What Needs To Be Done?
Youth-serving healthcare providers have the opportunity and responsibility to provide gender-affirming care to transgender adolescents that supports their true sense of identity in order to lead healthy, fulfilling, and meaningful lives. Moreover, the 2016 American Academy of Pediatrics’ Sexuality Education for Children and Adolescents recommends that pediatricians include discussions of gender identity and sexual orientation when talking about sex, sexuality, and healthy relationships. 7
Avoid misgendering transgender youth, and consistently use patients’ chosen or preferred name and gender pronouns. Providers may find the following script helpful:
- “The name on your chart is listed as _______. What would you like me to call you? What is your preferred name?”
- “What gender pronouns do you prefer I use when we speak? He or she? His or her? Or another pronoun like they, their, or them?”
It is then recommended for providers to universally enter this gender identity data into patients’ electronic medical records.

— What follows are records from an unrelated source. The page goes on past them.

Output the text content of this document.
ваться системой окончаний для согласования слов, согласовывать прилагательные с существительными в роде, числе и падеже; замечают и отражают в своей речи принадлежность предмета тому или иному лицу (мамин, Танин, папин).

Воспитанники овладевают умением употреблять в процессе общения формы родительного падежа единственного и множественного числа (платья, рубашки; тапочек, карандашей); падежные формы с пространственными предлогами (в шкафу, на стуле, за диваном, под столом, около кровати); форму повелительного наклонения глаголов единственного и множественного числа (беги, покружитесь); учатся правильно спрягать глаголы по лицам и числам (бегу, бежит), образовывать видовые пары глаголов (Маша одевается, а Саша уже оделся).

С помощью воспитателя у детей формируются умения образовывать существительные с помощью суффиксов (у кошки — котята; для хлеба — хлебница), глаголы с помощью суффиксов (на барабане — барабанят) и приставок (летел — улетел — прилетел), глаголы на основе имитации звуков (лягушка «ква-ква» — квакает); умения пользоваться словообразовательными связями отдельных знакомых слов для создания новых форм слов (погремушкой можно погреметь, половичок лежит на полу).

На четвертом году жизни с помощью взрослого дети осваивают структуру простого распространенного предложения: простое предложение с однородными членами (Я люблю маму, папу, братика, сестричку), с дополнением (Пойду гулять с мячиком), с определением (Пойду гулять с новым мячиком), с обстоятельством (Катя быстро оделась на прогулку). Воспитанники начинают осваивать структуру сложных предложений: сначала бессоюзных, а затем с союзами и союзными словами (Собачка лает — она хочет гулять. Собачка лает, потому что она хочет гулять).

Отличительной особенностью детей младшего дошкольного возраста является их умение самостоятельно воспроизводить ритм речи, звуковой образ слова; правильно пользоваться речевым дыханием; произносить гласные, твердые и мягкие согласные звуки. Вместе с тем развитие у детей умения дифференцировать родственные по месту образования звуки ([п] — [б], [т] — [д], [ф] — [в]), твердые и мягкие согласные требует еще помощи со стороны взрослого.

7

Another recommendation suggested by adolescent participants was mandatory training for pediatric providers and staff on gender-affirming healthcare and cultural awareness. While further research is needed to define policies and best practices, four training resources for providing adolescent-friendly and culturally appropriate transgender healthcare include:
- Physicians for Reproductive Health Adolescent Reproductive and Sexual Health Education Program module on “Caring for Transgender Youth,” available at http://bit.ly/2eOn0BN;
- National LGBT Health Education Center, available at http://bit.ly/1Nby3fq;
- Massachusetts Transgender Political Coalition, available at http://bit.ly/2eqeKEb; and
- Center of Excellence for Transgender Health, available at http://bit.ly/2eirD3w.
- Alexander S, Fortenberry J, Pollak K, et al. Sexuality talk during adolescent health maintenance visits. JAMA Pediatr 2014; 168(2):163-169.
- Olson J, Forbes C, Belzer M. Management of the transgender adolescent. Arch Pediatr Adolesc Med 2011; 165(2):171-176.
- Society for Adolescent Health and Medicine (SAHM). Recommendations for promoting the health and well-being of lesbian, gay, bisexual, and transgender adolescents: A position paper of the Society for Adolescent Health and Medicine. J Adoles Health 2013; 52(4):506-510.
- Gridley S, Crouch J, Evans Y, et al. Youth and caregiver perspectives on barriers to gender-affirming health care for transgender youth. J Adoles Health 2016; 59:254-261.
- Fuzzell L, Fedesco HN, Alexander SC, et al. “I just think that doctors need to ask more questions”: Sexual minority and majority adolescents’ experiences talking about sexuality with healthcare providers. Patient Educ Couns 2016; 99(9):1467-1472.
- Garofalo R, Katz E. Health care issues of gay and lesbian youth. Curr Opin Pediatr 2001; 13:298-302.
- Breuner C, Mattson G. AAP Committee on Adolescence, AAP Committee on Psychosocial Aspects of Child and Family Health. Sexuality education for children and adolescents. Pediatrics 2016; doi:10.1542/peds.2016-1348.